Our data consists of small sound files from ~1-10 seconds long. There are recordings of screams, singing, bangs (and other man-made noises), and birds (and other natural noises). We are hoping to be able to differentiate and identify each source type from the others. See https://github.com/BenSandeen/surveillance_sound_classifier/blob/master/Project.ipynb for the different plots we have made to guide our selection of features to use. Focus mainly on the 3x3 plots, as that's where the comparisons are being made.
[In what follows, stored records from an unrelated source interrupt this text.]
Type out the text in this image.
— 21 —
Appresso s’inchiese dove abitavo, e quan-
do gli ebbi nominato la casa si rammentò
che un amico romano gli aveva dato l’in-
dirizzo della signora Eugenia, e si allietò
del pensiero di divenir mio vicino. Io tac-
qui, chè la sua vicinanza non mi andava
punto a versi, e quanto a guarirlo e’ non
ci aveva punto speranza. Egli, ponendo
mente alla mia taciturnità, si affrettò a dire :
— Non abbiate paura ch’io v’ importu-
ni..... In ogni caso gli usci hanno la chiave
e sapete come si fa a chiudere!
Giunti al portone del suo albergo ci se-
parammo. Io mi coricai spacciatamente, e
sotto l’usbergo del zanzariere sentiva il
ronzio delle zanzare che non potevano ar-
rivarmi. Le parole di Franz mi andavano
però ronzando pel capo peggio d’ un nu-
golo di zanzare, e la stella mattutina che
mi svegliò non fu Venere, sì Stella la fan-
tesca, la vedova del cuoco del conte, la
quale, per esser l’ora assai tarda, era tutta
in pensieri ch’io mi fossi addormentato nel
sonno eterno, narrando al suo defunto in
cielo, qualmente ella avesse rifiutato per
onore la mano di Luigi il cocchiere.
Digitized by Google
These plots are primarily time vs. frequency, with amplitude represented by color.
I was thinking that maybe we could "collapse" each matrix down to a vector by somehow choosing some representative frequency/amplitude-related feature at each time slice (we're using Short Time Fourier Transforms to analyze the sounds) and then get a vector of some length, containing a bunch of scalars. Although this could make accounting for different lengths of sounds difficult. Would it be reasonable to just set the shorter sounds' vectors to be filled in with zeros if they have no useful data? That would effectively make these sounds a projection onto some lower-dimensional space. Then, maybe we could just use dot products to compare the vectors; if they're parallel, they'll have a large for product, but of they're nearly perpendicular, they'll have a dot product near zero.
Alternatively, I was thinking that something like a trace of our matrices, or finding their characteristic polynomial, might be useful direction to pursue. I've read a bit about PCA, but I'm not quite understanding it enough to know if this may be what I'm looking for.
Can anyone think of any other ways of handling and reducing this data? For what it's worth, we're currently planning on using Sci-Kit Learn (sorry that I can't use more than 2 links yet) to perform our machine learning.